Matanurani, Jakarta – Nilai tukar rupiah mampu rebound dari pelemahannya terhadap dolar AS pada perdagangan pagi ini, Kamis (20/9). Berdasarkan data Bloomberg, nilai tukar rupiah di pasar spot dibuka rebound dengan apresiasi 30 poin atau 0,20% di level Rp14.845 per dolar AS.

Anggota Komite Ekonomi dan Industri Nasional (KEIN) , Benny Pasaribu mengatakan penguatan dollar AS disebabkan karena The Federal Reserves, atau bank sentral Amerika Serikat (AS) menaikkan suku bunga acuan

Hal ini berdampak pada meningkatnya arus balik dollar AS dari berbagai negara kembali masuk ke ekonomi domestik AS atau Capital Inflows, namun bagi negara lain disebut Capital Outflows.

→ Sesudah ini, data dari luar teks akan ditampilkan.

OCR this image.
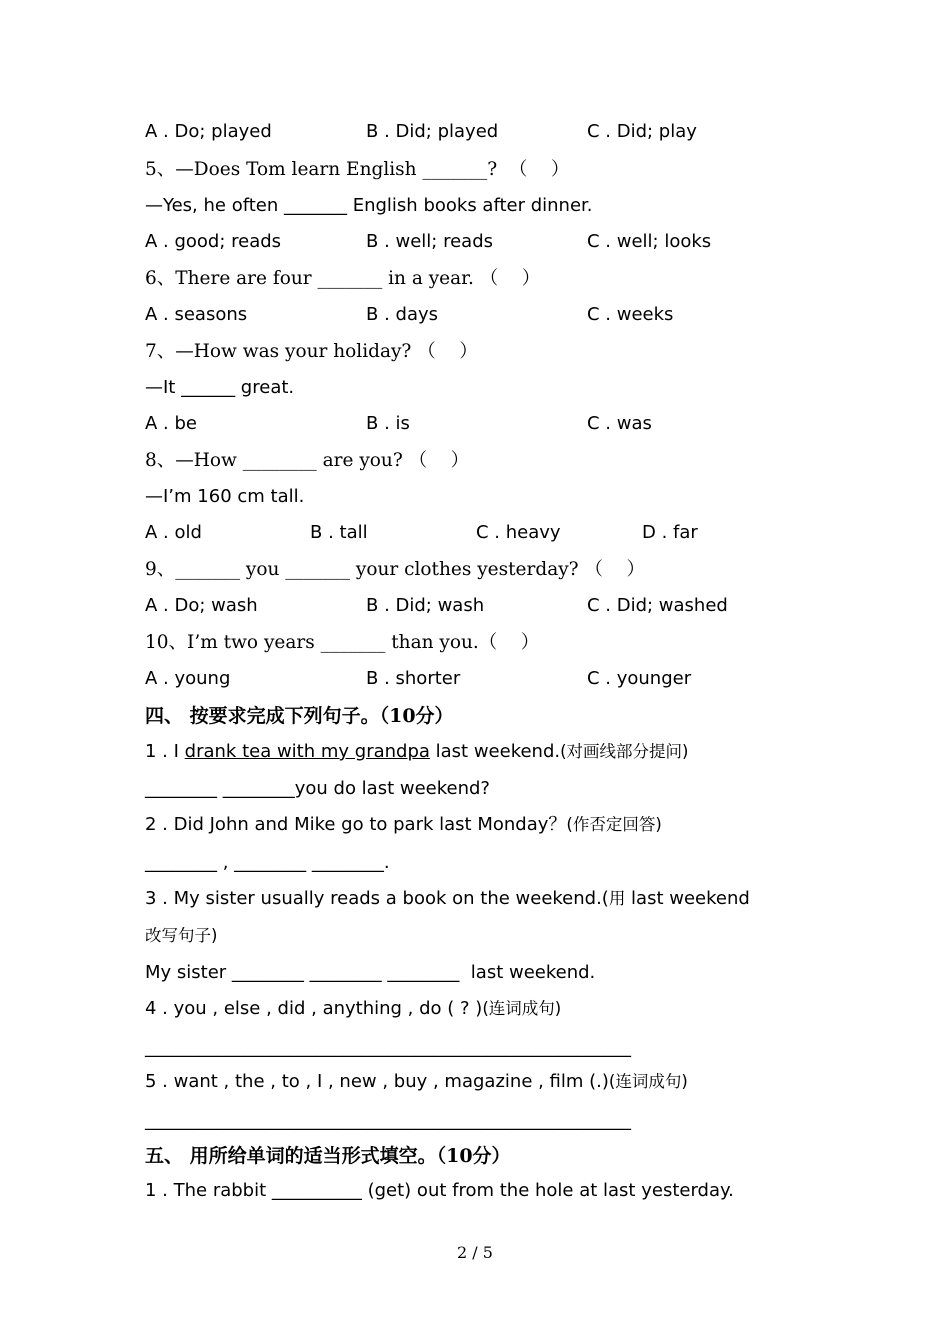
A . Do; played	B . Did; played	C . Did; play
5、—Does Tom learn English _______?  （    ）
—Yes, he often _______ English books after dinner.
A . good; reads	B . well; reads	C . well; looks
6、There are four _______ in a year. （    ）
A . seasons	B . days	C . weeks
7、—How was your holiday? （    ）
—It ______ great.
A . be	B . is	C . was
8、—How ________ are you? （    ）
—I’m 160 cm tall.
A . old	B . tall	C . heavy	D . far
9、_______ you _______ your clothes yesterday? （    ）
A . Do; wash	B . Did; wash	C . Did; washed
10、I’m two years _______ than you.（    ）
A . young	B . shorter	C . younger
四、 按要求完成下列句子。（10分）
1 . I drank tea with my grandpa last weekend.(对画线部分提问)
________ ________you do last weekend?
2 . Did John and Mike go to park last Monday？(作否定回答)
________ , ________ ________.
3 . My sister usually reads a book on the weekend.(用 last weekend
改写句子)
My sister ________ ________ ________  last weekend.
4 . you , else , did , anything , do ( ? )(连词成句)
______________________________________________________
5 . want , the , to , I , new , buy , magazine , film (.)(连词成句)
______________________________________________________
五、 用所给单词的适当形式填空。（10分）
1 . The rabbit __________ (get) out from the hole at last yesterday.
2 / 5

“Sebenarnya Rupiah tidak melemah. Yang terjadi adalah dollar AS yang menguat. Penguatan dollar AS ini yang otomatis membuat nilai rupiah menurun,” kata Benny kepada matanurani di Jakarta, Kamis (20/9).

Menurut Doktor Ekonomi lulusan S-3 Ottawa University, Kanada itu dampak penguatan dollar AS terhadap perekonomian tentu dirasakan bervariasi oleh dunia usaha dan warga masyarakat.

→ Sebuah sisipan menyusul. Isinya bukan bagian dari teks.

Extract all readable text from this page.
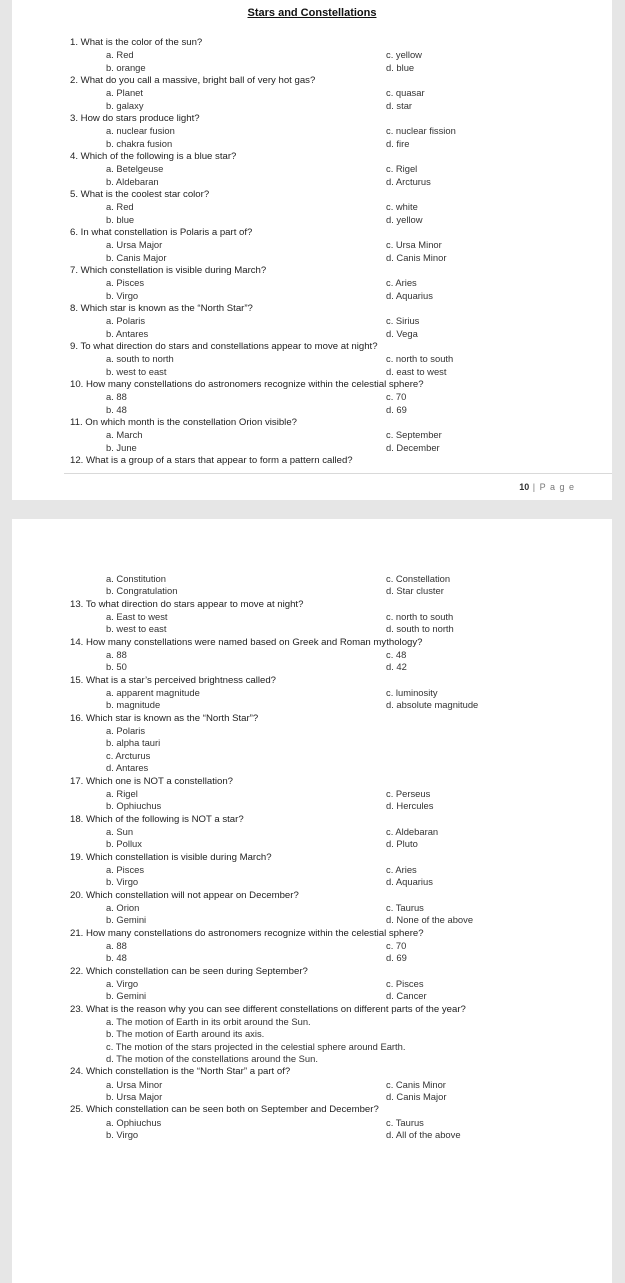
Stars and Constellations
1. What is the color of the sun?
a. Red	c. yellow
b. orange	d. blue
2. What do you call a massive, bright ball of very hot gas?
a. Planet	c. quasar
b. galaxy	d. star
3. How do stars produce light?
a. nuclear fusion	c. nuclear fission
b. chakra fusion	d. fire
4. Which of the following is a blue star?
a. Betelgeuse	c. Rigel
b. Aldebaran	d. Arcturus
5. What is the coolest star color?
a. Red	c. white
b. blue	d. yellow
6. In what constellation is Polaris a part of?
a. Ursa Major	c. Ursa Minor
b. Canis Major	d. Canis Minor
7. Which constellation is visible during March?
a. Pisces	c. Aries
b. Virgo	d. Aquarius
8. Which star is known as the “North Star”?
a. Polaris	c. Sirius
b. Antares	d. Vega
9. To what direction do stars and constellations appear to move at night?
a. south to north	c. north to south
b. west to east	d. east to west
10. How many constellations do astronomers recognize within the celestial sphere?
a. 88	c. 70
b. 48	d. 69
11. On which month is the constellation Orion visible?
a. March	c. September
b. June	d. December
12. What is a group of a stars that appear to form a pattern called?
10 | P a g e
a. Constitution	c. Constellation
b. Congratulation	d. Star cluster
13. To what direction do stars appear to move at night?
a. East to west	c. north to south
b. west to east	d. south to north
14. How many constellations were named based on Greek and Roman mythology?
a. 88	c. 48
b. 50	d. 42
15. What is a star’s perceived brightness called?
a. apparent magnitude	c. luminosity
b. magnitude	d. absolute magnitude
16. Which star is known as the “North Star”?
a. Polaris
b. alpha tauri
c. Arcturus
d. Antares
17. Which one is NOT a constellation?
a. Rigel	c. Perseus
b. Ophiuchus	d. Hercules
18. Which of the following is NOT a star?
a. Sun	c. Aldebaran
b. Pollux	d. Pluto
19. Which constellation is visible during March?
a. Pisces	c. Aries
b. Virgo	d. Aquarius
20. Which constellation will not appear on December?
a. Orion	c. Taurus
b. Gemini	d. None of the above
21. How many constellations do astronomers recognize within the celestial sphere?
a. 88	c. 70
b. 48	d. 69
22. Which constellation can be seen during September?
a. Virgo	c. Pisces
b. Gemini	d. Cancer
23. What is the reason why you can see different constellations on different parts of the year?
a. The motion of Earth in its orbit around the Sun.
b. The motion of Earth around its axis.
c. The motion of the stars projected in the celestial sphere around Earth.
d. The motion of the constellations around the Sun.
24. Which constellation is the “North Star” a part of?
a. Ursa Minor	c. Canis Minor
b. Ursa Major	d. Canis Major
25. Which constellation can be seen both on September and December?
a. Ophiuchus	c. Taurus
b. Virgo	d. All of the above
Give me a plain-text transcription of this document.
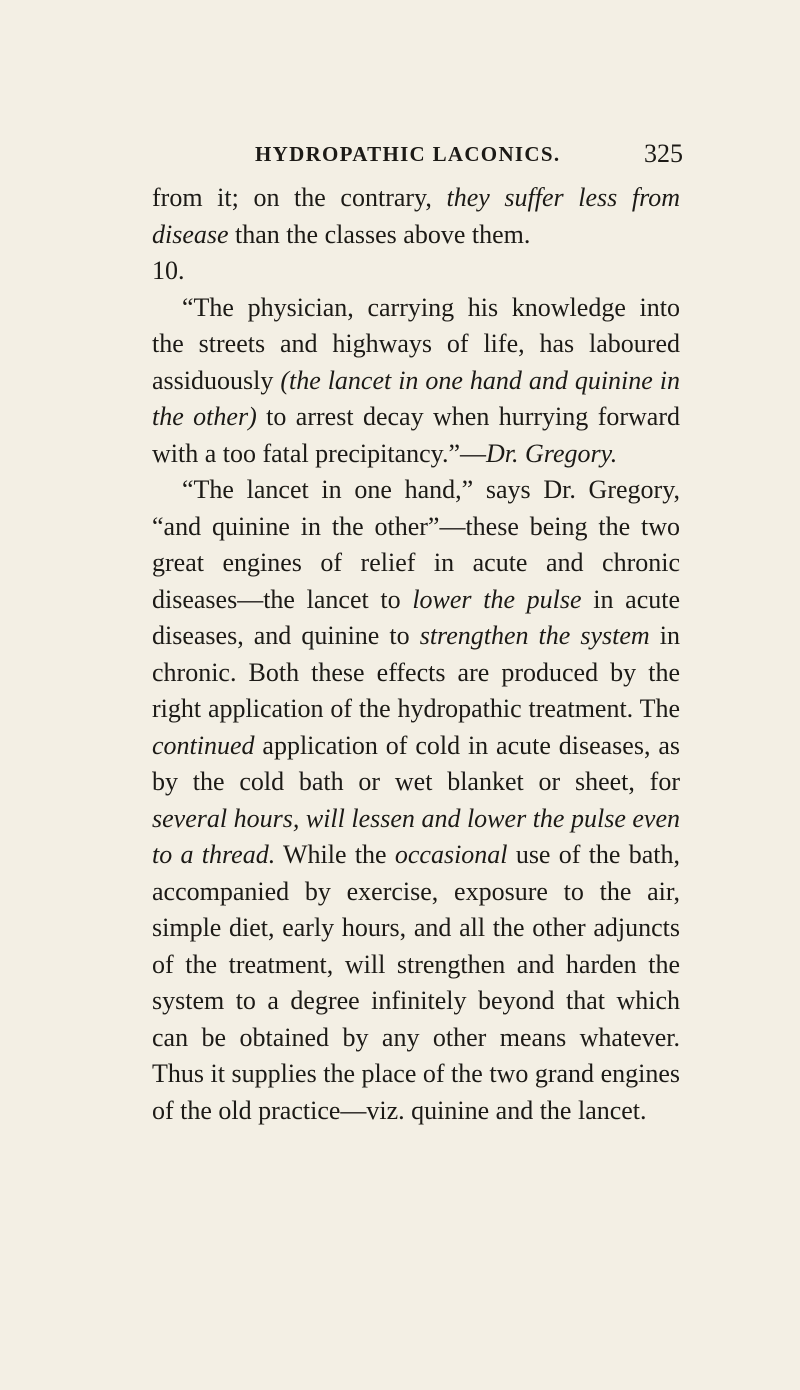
HYDROPATHIC LACONICS.	325

from it; on the contrary, they suffer less from disease than the classes above them.

10.

“The physician, carrying his knowledge into the streets and highways of life, has laboured assiduously (the lancet in one hand and quinine in the other) to arrest decay when hurrying forward with a too fatal precipitancy.”—Dr. Gregory.

“The lancet in one hand,” says Dr. Gregory, “and quinine in the other”—these being the two great engines of relief in acute and chronic diseases—the lancet to lower the pulse in acute diseases, and quinine to strengthen the system in chronic. Both these effects are produced by the right application of the hydropathic treatment. The continued application of cold in acute diseases, as by the cold bath or wet blanket or sheet, for several hours, will lessen and lower the pulse even to a thread. While the occasional use of the bath, accompanied by exercise, exposure to the air, simple diet, early hours, and all the other adjuncts of the treatment, will strengthen and harden the system to a degree infinitely beyond that which can be obtained by any other means whatever. Thus it supplies the place of the two grand engines of the old practice—viz. quinine and the lancet.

Jika bagi pengusaha eksportir sambung Benny yang juga Wakil Ketua Umum Partai Hanura ini pastilah makin riang karena bisa meraup untung makin besar. Namun bagi importir pastilah makin kesulitan. Karena dampaknya pasti ekspor makin tumbuh, produksi dalam negeri makin dihargai di pasar internasional, dan industri dalam negeri makin besar peluangnya untuk tumbuh.

“Bagi eksportir, kurs mencapai di atas Rp 15.000 lebih baik, sementara bagi importir di bawah Rp 13.000 yang lebih baik. Tapi pemerintah, menjaga keseimbangan antara kebutuhan eksportir dan importir perlu dilakukan. Stabilitas kurs jauh lebih diutamakan dari pada sekedar menguat atau melemah,” ungkap Benny yang juga Ketua Badan Anggaran dan Ketua Komisi Keuangan DPR RI periode 1999-2004 itu.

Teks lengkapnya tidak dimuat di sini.